The suspects submitted forged letters, birth and marriage certificates, and bank records to fool officials at the City Department of Housing Preservation and Development into believing they were relatives of previous tenants at the Luna Park Housing Cooperative, allowing them to “inherit” their units and skip the decades-long waitlist for housing at the coveted Mitchell-Lama, according to District Attorney Eric Gonzelez.
The arrests come four months after police cuffed three board members at the Luna Park Housing Corporation — the body which manages the sprawling, five-story complex housing 6,000 people — for spearheading the scheme.
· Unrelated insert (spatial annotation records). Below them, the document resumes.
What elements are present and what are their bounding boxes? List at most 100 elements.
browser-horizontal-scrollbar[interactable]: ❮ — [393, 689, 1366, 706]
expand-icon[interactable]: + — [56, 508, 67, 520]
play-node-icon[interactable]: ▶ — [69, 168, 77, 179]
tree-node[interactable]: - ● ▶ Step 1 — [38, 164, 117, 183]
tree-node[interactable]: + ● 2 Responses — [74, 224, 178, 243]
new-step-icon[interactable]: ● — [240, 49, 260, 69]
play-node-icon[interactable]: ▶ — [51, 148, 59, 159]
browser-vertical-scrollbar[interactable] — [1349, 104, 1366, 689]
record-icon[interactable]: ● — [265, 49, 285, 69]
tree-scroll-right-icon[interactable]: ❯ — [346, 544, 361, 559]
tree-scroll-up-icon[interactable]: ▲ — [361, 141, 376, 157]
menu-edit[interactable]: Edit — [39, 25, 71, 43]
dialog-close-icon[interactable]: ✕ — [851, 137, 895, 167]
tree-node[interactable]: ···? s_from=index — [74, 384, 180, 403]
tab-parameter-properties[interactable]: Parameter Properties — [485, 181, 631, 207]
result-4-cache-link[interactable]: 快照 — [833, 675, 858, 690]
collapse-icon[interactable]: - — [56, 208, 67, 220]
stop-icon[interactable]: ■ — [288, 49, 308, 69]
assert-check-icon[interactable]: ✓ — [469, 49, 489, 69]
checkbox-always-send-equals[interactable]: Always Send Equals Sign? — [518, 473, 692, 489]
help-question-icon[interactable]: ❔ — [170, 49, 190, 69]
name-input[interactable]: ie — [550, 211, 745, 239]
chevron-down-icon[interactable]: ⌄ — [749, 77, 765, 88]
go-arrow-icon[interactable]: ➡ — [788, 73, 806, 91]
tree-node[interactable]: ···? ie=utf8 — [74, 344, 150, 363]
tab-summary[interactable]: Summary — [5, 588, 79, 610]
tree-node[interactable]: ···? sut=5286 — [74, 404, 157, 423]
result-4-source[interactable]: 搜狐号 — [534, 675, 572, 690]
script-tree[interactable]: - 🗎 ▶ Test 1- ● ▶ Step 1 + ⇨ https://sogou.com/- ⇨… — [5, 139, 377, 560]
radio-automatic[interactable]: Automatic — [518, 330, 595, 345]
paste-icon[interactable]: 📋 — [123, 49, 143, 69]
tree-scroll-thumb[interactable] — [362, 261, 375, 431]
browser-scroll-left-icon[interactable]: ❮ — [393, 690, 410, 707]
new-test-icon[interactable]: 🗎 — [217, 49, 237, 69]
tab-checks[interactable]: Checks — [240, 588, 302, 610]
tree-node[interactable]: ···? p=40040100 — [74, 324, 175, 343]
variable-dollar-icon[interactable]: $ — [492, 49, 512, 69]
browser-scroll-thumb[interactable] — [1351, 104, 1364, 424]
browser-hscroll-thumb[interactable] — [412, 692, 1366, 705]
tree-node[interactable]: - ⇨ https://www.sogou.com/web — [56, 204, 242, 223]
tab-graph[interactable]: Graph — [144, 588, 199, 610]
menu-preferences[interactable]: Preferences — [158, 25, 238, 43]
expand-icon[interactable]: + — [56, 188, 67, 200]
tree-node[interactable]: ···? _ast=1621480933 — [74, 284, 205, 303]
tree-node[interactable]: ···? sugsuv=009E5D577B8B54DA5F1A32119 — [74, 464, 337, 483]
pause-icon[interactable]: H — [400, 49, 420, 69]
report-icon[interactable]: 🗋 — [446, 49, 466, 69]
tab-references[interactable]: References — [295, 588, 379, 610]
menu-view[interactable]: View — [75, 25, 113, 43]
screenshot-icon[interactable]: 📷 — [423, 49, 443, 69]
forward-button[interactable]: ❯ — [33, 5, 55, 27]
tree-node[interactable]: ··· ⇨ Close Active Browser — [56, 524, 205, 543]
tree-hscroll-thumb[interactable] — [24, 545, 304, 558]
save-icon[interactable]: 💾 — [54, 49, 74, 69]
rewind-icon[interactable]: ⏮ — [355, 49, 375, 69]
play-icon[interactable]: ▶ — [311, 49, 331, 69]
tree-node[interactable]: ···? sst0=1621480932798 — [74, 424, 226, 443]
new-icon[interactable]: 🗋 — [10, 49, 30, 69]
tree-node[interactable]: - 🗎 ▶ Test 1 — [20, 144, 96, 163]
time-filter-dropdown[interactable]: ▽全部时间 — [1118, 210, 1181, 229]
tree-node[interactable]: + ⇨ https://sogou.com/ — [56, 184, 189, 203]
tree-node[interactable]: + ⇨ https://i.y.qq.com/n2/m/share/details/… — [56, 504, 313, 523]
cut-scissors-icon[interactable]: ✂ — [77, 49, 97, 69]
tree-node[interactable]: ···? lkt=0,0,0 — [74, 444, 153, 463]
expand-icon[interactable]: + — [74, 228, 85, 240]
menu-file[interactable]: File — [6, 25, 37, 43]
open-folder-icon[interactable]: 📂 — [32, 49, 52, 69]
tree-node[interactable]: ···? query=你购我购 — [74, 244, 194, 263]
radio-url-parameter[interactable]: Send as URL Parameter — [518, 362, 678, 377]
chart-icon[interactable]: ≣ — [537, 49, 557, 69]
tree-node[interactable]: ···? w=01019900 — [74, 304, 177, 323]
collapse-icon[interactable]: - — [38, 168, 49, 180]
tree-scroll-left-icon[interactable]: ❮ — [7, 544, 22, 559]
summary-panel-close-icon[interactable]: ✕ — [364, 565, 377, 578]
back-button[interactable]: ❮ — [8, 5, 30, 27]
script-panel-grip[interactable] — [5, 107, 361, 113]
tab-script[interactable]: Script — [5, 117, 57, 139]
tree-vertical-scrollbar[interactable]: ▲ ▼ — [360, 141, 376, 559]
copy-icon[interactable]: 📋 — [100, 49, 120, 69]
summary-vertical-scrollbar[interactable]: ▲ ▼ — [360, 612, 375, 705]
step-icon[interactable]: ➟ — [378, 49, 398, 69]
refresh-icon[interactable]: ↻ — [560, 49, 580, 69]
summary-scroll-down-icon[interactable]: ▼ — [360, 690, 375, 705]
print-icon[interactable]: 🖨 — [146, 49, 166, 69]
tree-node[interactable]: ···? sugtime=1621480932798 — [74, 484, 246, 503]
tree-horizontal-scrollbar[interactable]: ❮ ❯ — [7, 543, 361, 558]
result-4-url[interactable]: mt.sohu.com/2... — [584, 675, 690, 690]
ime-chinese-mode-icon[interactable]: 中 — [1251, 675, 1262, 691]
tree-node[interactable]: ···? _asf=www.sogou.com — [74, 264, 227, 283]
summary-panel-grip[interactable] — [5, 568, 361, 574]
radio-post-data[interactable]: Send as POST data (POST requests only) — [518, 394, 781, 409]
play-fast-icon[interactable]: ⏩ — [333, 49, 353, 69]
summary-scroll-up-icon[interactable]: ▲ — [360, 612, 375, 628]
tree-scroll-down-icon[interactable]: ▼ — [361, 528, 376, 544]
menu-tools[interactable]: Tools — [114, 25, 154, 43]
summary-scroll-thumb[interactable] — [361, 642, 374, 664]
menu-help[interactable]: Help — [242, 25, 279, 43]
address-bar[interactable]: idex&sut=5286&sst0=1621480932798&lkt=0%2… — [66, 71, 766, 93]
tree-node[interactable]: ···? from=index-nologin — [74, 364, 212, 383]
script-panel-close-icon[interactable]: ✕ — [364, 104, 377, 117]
Those defendants were accused of helping applicants forge documents to obtain the coveted apartments in exchange for steep bribes totaling $874,000, which the women allegedly spent on luxury goods.
On Thursday, Gonzalez slammed the three defendants for the scam that ultimately robbed deserving low-income families of affordable housing, claiming some applicants have been waiting for an apartment at the Mitchell-Lama since the early 90s.
“Their alleged actions deprived honest, law-abiding home seekers a chance to obtain affordable housing, so we will now seek to bring these defendants to justice for their respective roles in this alleged corrupt scheme,” he said.
Two of the defendants — age 40 and 71 — allegedly conspired to illegally transfer an apartment by providing a fake letter, marriage and birth certificates, and bank records between 2015 and 2016 to prove that the 71-year-old tenant was the mother of the younger suspect.
The third defendant, 64, provided similar fake documentation to prove that he had resided in another unit for over a year and that he was the brother of the apartment’s previous tenant.
On Oct. 16, Brooklyn Criminal Court Judge Michael Yavinsky arraigned the suspects and charged them with multiple counts of second-degree criminal possession of a forged instrument, first-degree offering a false instrument for filing, first-degree falsifying business records and one count of second-degree making an apparently sworn false statement. The defendants were released on bail, and will return to court in December.